Begin with fresh salad greens. Enhance the eye appeal and nutrition of a salad by adding colorful fruits and vegetables. Keep it light by limiting the amount of salad dressing to about 1 tablespoon per 1-1/2 to 2 cups of greens. Then make the flavor really POP by adding from one to three of these flavor accents, depending on how many other ingredients are in your salad. Put them either atop or mix them in with your salad.
- Marinated Artichoke Hearts: Enjoy the tangy taste of sliced marinated artichoke hearts in your salad. It's as easy as opening a jar and adding as desired.
- Parmesan Cheese: If your experience with Parmesan cheese is limited to shaking it from a can, try using a vegetable peeler to shave about a tablespoon per serving from a block of cheese. Or, sprinkle freshly grated Parmesan on salads.
- Croutons: Add crunch and flavor with croutons.
- Dried Cherries, Cranberries or Raisins: Add these dried fruits for their flavor and texture. They are also quick easy to add with no preparation required!
- Basil, Chives, Dill or Parsley: Toss small basil leaves or chopped larger ones in with your greens. Try chopped fresh dill. Add some minced chives or parsley. Start with about a teaspoon of herbs per person and adjust according to taste preference.

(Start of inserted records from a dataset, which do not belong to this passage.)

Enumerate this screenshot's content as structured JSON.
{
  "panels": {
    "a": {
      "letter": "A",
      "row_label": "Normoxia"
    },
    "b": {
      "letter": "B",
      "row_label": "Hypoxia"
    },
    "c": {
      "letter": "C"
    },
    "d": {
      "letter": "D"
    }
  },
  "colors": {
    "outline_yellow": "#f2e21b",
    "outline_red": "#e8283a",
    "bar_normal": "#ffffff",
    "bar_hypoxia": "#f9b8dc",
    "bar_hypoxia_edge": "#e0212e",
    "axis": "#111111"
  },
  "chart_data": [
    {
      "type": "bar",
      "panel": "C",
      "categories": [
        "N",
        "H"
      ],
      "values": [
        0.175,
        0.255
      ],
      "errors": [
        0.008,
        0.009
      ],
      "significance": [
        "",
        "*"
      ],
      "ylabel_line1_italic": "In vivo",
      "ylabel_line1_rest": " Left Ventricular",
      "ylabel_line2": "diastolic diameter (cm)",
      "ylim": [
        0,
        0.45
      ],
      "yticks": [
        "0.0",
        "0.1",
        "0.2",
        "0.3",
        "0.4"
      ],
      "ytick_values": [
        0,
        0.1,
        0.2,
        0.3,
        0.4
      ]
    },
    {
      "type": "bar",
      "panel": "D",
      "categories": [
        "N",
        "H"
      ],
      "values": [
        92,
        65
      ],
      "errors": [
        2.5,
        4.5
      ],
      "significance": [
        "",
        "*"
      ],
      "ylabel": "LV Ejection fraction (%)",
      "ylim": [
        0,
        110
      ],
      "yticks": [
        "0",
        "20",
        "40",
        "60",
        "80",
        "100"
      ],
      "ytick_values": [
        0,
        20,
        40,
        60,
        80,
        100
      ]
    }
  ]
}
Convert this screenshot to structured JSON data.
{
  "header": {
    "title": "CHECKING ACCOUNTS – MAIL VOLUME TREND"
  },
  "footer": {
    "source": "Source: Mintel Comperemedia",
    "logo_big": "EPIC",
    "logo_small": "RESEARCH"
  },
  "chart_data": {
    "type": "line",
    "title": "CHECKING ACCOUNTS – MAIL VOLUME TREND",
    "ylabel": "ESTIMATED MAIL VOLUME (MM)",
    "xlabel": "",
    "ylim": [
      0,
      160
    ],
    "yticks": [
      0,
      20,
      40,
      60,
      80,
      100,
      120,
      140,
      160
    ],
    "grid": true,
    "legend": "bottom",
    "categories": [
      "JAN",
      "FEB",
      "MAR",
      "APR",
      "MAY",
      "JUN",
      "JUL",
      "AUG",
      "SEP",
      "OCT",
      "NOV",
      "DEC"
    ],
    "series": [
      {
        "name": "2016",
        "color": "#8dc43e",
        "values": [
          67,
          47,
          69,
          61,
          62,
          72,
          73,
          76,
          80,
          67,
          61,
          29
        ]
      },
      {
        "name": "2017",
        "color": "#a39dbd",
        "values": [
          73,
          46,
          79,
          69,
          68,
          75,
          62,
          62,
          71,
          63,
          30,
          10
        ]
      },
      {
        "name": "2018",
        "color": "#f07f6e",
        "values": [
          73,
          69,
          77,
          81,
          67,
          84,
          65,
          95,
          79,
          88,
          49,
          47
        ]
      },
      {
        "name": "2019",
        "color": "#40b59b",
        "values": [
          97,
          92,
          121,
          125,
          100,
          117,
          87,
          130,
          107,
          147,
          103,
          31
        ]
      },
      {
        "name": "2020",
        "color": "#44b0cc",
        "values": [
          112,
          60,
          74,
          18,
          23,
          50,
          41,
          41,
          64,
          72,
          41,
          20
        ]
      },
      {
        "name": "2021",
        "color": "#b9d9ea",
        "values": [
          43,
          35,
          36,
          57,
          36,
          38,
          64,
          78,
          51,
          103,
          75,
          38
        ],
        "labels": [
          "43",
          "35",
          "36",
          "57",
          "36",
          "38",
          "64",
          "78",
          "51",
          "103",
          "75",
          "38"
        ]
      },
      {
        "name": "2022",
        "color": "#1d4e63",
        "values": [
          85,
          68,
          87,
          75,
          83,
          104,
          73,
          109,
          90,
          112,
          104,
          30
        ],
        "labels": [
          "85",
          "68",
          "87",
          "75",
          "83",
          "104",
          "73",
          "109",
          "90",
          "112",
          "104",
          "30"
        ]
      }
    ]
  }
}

- Apples or Pears: Slice apples and pears with their skins left on for eye and taste appeal. The skin adds eye appeal and important dietary fiber, as well. The juicy sweetness of pear slices, skin included, also tastes great in salads.
- Olives: Add extra oomph with olives. According to USDA's FoodData Central, one tablespoon of olives provides about 10 calories. Experiment with different types for different flavors such as kalamata or manzanilla.
- Toasted Nuts such as Almonds and Walnuts: Although nuts are a source of fat and calories, they contain mostly unsaturated fat that may help protect against heart disease. They also provide vitamin E, a nutrient that may be good for your heart. Toast nuts to crisp their texture and bring out their rich aroma and taste.
- Red Onions: Slip thin slices of sweet red onions into salads. The National Onion Association recommends after you purchase onions, store them in a cool, dry, ventilated place — not in the refrigerator. Avoid storing onions in plastic bags during storage outside of the refrigerator.
- Oranges: Sliced oranges juice up the flavor of salads and add brightness with their sunny color. Plus, they give you a healthy dose of vitamin C and folate.
- Toasted Sunflower Seeds: Add some vitamin E by tossing a tablespoon of sunflower seeds per serving into salads. One tablespoon provides about 50 calories and mostly unsaturated fat. Toast them for extra flavor.
- Radishes: Thinly slice radishes and sprinkle into salads for their crisp texture and peppery flavor. If the leafy radish tops are attached, remove them before storing. Store unwashed radishes in an open or perforated plastic bag in a refrigerator crisper drawer that is separate from the one in which you store fruits. Wash radishes and trim their roots just before using.